Now, when the strictly animal man, be it in a primitive condition, or in civilized life, begins to wonder at the mystery of life and to speculate on the possible causes of the phenomena which he sees, he has burst the shell of his physical zodiac and world and extended his mind from the physical to the psychic world; then the development of his psychic man begins. This is shown in our symbol. It is marked by aries (♈︎) of the physical man in his zodiac, which is on the plane of cancer–capricorn (♋︎♑︎) of the psychic man, and leo–sagittary (♌︎♐︎), life–thought, of the mental man. Acting from the sign capricorn (♑︎), which is the limit of the physical man, he rises upward in the zodiac in the psychic world and passes through the phases and signs of aquarius (♒︎), soul, pisces (♓︎), will, to aries (♈︎), consciousness, in the psychic man, which is on the plane of cancer–capricorn (♋︎♑︎), breath–individuality, of the mental man and leo–sagittary (♌︎♐︎), life–thought, of the spiritual zodiac. The psychic man may develop, therefore, within and about the physical body and may, by his thought and action, furnish the material and lay the plans for its continued development, which begins at the sign capricorn (♑︎) of the mental zodiac and extends upward through the signs aquarius, soul, pisces, will, to aries (♈︎), of the mental man and his zodiac. He is now on the plane cancer–capricorn (♋︎♑︎), breath–individuality, of the spiritual zodiac, which is also the plane leo–sagittary (♌︎♐︎), life–thought, of the absolute zodiac.
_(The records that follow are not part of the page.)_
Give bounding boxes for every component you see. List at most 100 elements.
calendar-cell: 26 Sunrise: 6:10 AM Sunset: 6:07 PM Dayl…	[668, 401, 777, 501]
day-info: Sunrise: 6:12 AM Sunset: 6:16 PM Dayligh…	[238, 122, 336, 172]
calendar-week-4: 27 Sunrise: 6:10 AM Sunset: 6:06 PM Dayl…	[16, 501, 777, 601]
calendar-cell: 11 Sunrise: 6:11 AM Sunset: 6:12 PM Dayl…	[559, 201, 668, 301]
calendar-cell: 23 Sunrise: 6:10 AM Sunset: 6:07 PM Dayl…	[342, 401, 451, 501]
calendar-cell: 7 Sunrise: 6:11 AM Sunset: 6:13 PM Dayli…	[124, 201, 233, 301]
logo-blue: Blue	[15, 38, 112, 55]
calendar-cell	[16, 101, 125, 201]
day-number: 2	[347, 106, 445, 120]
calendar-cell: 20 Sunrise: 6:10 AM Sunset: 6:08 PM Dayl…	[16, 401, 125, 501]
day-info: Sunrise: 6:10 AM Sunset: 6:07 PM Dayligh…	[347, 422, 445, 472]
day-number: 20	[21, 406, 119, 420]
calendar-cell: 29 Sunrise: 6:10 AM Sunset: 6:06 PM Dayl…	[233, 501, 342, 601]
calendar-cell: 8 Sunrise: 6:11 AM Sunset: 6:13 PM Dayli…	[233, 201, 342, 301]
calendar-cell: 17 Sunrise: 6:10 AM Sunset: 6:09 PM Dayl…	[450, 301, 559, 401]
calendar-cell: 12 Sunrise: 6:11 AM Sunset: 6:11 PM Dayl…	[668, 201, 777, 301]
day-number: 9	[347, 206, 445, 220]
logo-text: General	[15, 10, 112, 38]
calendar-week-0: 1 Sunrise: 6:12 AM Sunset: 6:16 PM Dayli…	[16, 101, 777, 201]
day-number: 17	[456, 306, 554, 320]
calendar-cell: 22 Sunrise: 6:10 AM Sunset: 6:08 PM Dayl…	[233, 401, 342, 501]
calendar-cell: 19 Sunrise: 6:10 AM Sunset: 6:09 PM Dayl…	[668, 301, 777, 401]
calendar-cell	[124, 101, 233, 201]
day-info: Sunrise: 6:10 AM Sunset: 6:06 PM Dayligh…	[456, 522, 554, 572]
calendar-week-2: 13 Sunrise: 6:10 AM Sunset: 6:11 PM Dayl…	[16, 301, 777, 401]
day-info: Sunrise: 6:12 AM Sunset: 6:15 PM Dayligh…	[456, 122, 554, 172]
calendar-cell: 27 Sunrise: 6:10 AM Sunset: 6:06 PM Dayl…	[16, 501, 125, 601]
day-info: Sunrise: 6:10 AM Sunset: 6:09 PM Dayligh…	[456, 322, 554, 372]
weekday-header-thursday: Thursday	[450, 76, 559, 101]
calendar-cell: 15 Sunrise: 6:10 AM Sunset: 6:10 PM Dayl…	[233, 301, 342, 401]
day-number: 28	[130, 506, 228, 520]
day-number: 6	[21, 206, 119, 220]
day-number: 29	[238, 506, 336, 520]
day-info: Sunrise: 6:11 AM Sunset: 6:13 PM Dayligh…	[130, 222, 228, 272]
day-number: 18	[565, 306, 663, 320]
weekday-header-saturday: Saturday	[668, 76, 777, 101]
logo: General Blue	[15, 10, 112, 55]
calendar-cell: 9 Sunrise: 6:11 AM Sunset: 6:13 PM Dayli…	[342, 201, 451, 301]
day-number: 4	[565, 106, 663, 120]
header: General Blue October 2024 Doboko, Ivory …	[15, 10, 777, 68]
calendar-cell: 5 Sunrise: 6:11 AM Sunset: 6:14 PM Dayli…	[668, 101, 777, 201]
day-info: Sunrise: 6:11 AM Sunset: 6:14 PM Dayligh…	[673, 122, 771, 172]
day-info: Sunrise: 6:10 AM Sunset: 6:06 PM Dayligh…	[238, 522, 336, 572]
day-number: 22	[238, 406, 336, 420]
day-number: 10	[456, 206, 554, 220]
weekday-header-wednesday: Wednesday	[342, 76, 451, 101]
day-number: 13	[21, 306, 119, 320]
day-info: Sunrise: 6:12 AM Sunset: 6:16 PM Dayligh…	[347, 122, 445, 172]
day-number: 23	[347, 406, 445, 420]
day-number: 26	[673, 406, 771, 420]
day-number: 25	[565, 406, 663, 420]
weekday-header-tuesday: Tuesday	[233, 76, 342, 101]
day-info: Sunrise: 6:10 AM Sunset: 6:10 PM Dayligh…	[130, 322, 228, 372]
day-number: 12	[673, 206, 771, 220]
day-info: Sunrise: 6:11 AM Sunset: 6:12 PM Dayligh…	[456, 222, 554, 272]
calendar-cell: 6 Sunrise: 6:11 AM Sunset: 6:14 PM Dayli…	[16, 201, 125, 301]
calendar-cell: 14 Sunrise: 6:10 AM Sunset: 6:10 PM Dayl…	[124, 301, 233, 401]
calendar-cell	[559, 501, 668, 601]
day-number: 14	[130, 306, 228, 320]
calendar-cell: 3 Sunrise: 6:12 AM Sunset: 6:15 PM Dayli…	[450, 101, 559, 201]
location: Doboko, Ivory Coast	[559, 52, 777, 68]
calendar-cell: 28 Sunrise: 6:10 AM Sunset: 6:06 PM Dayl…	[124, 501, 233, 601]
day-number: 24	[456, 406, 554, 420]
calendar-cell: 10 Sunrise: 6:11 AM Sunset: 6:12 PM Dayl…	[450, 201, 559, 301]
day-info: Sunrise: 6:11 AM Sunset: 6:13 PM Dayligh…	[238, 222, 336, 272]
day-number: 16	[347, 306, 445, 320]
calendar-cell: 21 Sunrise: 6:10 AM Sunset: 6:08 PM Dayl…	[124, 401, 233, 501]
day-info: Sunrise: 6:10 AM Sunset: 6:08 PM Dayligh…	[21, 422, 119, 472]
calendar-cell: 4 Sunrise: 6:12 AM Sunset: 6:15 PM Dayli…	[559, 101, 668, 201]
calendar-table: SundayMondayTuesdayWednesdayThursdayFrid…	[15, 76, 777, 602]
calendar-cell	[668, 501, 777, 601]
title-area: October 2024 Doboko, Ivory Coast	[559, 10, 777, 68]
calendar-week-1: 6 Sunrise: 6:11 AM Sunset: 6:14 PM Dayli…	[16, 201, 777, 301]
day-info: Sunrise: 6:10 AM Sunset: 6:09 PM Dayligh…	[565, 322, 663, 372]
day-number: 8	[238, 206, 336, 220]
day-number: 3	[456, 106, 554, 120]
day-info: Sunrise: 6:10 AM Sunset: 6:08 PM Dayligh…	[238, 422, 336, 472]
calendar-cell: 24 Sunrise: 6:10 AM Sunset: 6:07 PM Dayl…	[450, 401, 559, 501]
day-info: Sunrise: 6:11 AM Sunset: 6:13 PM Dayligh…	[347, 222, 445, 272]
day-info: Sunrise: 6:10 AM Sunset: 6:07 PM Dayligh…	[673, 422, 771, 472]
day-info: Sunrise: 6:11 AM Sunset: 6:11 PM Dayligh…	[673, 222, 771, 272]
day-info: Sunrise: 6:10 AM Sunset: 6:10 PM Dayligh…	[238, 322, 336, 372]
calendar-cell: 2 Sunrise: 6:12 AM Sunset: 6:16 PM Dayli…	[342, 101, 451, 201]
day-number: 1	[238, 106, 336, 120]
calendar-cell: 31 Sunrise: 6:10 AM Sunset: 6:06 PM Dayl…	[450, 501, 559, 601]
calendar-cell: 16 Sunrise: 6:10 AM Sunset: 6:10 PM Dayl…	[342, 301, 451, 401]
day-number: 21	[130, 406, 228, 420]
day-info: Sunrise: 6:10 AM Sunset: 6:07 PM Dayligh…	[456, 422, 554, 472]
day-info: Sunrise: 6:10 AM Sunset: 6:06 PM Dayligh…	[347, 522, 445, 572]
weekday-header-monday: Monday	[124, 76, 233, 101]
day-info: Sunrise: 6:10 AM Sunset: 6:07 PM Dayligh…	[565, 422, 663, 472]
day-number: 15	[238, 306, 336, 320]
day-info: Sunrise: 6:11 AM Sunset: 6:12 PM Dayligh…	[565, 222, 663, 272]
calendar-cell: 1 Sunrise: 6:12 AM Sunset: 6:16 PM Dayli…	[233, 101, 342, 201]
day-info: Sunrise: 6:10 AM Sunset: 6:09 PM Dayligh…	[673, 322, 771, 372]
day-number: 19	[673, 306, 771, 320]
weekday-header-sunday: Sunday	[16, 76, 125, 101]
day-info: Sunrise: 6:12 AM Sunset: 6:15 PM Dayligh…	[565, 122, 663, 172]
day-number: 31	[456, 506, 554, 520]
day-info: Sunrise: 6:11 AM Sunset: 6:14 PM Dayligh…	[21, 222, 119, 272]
It is possible for one, when he has developed his mind to the mental zodiac, to mentally perceive the life and thought of the world. This is the limit and boundary line of the man of science. He may rise by his intellectual development to the plane of the thought of the world, which is the individuality of the mental man, and speculate about the breath and life of the same plane. If, however, the mental man should not restrict himself by his thoughts to the strictly mental zodiac, but should endeavor to rise above it, he would begin at the limit of the plane and sign from which he functions, which is the capricorn (♑︎) of his spiritual zodiac, and rise through the signs aquarius (♒︎), soul, pisces (♓︎), will, to aries (♈︎), consciousness, which is the full development of the spiritual man in his spiritual zodiac, which extends and is bounded by the plane cancer–capricorn (♋︎♑︎) breath–individuality, of the absolute zodiac. This is the height of attainment and development of the mind through the physical body. When this is reached, individual immortality is an established fact and reality; never again, under any circumstance or condition, will the mind, who has thus attained, ever cease to be continuously conscious.

(To be continued)

In the last editorial on “Sleep,” the words “involuntary muscles and nerves” were inadvertently used. The muscles employed during waking and sleeping are the same, but during sleep the impulses causing the movements of the body are primarily due to the sympathetic nervous system, while in the waking state the impulses are solely carried by way of the cerebro-spinal nervous system. This idea holds good through the whole editorial “Sleep.”